Like diamonds in the cloud

LightOn va proposer ses services, et l’utilisation de ses premiers prototypes, en mode cloud computing (l’exploitation de la puissance de calcul ou de stockage de serveurs informatiques à distance), hébergés en datacenter. Pour ceci, plusieurs objectifs intermédiaires auquel répond le projet LightOn Brain :

  • La scalabilité de son service de cloud computing au fur et à mesure de l’augmentation de la demande client, en plus d’une construction en pré-série. L’objectif est de s’adapter aux demandes de clients.
  • Le retour utilisateur sur un service de cloud computing performant et simple, initiant un premier chiffre d’affaires — étape clé pour anticiper les prochaines levées de fonds.
  • Le savoir-faire interne pour comprendre les contraintes opérationnelles du datacenter et anticiper les processus d’industrialisation.

LightOnBrain est une innovation go-to-market, ie pensée dès sa conception pour la commercialisation. La version prototype sur le cloud de la solution Optical Processing Unit (OPU) sera en contact direct avec une communauté d’early adopters.
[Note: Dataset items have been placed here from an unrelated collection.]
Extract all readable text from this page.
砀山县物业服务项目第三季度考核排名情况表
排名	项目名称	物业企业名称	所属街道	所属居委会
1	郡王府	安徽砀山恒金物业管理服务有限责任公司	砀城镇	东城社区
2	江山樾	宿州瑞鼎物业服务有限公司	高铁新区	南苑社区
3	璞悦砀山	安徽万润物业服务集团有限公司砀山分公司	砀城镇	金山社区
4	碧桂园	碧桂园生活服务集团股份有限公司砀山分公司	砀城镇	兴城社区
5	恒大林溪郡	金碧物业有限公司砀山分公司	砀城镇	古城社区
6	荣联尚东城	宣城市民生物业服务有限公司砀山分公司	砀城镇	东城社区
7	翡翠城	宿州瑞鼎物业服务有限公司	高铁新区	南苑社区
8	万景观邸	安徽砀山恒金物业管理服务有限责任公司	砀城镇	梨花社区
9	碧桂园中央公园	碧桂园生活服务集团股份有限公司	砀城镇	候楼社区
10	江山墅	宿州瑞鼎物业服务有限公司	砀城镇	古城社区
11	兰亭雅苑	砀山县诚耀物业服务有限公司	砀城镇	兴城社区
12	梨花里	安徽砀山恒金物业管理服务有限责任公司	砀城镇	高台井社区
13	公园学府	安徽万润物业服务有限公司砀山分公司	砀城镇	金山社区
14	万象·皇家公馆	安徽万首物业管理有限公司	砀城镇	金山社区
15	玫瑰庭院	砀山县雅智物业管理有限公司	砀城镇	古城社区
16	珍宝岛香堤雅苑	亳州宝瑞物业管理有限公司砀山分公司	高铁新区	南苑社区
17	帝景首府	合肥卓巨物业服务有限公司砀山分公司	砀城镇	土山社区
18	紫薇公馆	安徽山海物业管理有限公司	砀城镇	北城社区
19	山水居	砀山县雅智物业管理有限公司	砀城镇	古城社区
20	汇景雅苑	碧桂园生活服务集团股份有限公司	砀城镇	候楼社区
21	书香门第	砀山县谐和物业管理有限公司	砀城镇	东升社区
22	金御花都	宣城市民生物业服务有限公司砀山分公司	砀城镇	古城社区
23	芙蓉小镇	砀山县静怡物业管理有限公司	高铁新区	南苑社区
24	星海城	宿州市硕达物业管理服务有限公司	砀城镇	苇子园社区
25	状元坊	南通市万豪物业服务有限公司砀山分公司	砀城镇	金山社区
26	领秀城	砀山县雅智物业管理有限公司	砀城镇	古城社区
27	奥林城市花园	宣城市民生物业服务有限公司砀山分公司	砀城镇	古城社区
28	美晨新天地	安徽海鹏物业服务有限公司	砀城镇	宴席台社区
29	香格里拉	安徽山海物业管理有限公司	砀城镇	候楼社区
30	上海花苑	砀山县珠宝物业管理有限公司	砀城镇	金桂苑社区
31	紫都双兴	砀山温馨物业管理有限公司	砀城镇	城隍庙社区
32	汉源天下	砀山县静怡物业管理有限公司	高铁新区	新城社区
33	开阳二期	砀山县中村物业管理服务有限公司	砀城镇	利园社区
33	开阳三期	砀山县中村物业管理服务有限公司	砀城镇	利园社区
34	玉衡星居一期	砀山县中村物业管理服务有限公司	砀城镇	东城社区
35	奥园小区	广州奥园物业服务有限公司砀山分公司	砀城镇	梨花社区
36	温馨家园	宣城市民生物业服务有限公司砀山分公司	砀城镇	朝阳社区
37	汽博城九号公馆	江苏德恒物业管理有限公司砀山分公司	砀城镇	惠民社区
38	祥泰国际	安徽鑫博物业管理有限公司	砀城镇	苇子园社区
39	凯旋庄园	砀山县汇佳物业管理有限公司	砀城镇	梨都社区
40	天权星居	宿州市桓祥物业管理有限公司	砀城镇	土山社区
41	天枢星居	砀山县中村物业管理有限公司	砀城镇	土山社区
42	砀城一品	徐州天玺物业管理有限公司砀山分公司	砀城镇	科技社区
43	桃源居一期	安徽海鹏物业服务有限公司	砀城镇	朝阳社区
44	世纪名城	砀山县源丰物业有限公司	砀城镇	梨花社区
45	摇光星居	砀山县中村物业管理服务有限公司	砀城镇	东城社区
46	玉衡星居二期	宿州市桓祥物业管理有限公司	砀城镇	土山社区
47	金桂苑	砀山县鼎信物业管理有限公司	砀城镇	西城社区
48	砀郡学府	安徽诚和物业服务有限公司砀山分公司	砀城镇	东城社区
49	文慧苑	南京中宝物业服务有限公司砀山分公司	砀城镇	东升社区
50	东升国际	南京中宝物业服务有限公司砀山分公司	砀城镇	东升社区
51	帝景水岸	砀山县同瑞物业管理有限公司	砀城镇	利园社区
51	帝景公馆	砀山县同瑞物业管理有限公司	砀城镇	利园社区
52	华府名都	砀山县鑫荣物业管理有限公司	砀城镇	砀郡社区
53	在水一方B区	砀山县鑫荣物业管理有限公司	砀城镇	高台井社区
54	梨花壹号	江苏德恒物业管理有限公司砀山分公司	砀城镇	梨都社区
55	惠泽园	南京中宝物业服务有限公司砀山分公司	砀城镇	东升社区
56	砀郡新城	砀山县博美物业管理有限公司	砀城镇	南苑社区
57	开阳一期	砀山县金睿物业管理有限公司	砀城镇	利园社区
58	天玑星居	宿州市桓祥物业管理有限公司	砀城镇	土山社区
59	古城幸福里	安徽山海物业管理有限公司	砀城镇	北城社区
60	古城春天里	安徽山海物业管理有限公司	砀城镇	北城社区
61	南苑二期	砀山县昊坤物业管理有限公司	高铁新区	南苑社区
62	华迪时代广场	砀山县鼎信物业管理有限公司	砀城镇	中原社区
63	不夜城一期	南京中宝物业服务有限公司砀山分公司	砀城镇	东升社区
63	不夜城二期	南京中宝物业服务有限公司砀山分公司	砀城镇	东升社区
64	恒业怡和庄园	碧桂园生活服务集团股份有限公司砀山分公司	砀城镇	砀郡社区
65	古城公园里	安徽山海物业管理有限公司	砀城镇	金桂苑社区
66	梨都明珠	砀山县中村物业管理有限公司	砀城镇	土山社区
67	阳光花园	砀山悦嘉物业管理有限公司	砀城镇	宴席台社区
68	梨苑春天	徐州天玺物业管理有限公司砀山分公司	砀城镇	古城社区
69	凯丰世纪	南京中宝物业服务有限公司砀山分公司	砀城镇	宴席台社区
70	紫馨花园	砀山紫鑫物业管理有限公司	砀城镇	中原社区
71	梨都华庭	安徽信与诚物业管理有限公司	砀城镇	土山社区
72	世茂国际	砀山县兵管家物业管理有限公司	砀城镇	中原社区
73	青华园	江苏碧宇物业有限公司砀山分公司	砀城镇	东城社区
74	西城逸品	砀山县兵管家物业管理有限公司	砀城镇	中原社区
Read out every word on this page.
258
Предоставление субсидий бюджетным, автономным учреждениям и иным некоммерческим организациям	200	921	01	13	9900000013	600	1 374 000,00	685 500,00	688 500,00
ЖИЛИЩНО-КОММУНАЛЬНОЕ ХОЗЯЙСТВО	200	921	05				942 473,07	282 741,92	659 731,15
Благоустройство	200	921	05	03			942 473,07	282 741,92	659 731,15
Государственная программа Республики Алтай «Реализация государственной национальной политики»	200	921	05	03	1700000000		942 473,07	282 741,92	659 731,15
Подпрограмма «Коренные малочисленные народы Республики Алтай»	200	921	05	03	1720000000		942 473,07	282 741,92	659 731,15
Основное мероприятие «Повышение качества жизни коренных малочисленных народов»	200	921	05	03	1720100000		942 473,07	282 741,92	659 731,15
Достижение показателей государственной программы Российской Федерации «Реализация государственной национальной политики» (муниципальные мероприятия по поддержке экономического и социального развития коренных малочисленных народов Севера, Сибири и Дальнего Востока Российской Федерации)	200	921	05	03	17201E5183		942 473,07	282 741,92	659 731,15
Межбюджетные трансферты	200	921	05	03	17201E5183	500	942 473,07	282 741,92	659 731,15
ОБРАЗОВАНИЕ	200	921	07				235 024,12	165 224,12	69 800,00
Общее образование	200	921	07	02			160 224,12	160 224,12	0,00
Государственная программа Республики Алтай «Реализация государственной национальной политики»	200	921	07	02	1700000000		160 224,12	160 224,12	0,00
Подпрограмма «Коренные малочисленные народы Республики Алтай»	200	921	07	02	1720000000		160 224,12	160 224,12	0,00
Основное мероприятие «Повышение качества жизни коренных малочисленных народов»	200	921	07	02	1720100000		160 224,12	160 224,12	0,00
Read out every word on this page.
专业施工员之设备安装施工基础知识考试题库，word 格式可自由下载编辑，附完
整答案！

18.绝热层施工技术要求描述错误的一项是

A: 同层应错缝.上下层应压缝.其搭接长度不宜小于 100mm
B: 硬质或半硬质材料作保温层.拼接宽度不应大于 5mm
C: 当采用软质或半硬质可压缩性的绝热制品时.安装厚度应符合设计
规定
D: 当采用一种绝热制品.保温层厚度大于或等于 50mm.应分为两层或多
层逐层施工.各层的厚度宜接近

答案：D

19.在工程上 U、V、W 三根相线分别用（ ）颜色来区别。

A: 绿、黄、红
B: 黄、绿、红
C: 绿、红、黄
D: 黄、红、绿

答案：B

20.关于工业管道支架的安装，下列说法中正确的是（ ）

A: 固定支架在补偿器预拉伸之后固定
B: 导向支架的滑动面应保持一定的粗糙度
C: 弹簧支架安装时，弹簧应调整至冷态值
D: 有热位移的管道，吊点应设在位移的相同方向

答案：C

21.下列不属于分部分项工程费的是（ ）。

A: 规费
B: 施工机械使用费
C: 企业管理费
L’équipe vise les ingénieurs des géants d’Internet, des startups de l’IA et des centres de recherches sur l’IA pour lancer le produit.

fiat lux et lux fit

L’année 2018 sera celle de l’ouverture au public du service de cloud, en construisant progressivement quatre prototypes seconde génération, toujours plus adaptés. A terme, LightOn souhaite intégrer directement ses hardwares dans les datacenters de ses clients, pour diminuer l’impact écologique de façon plus globale des calculs de l’IA.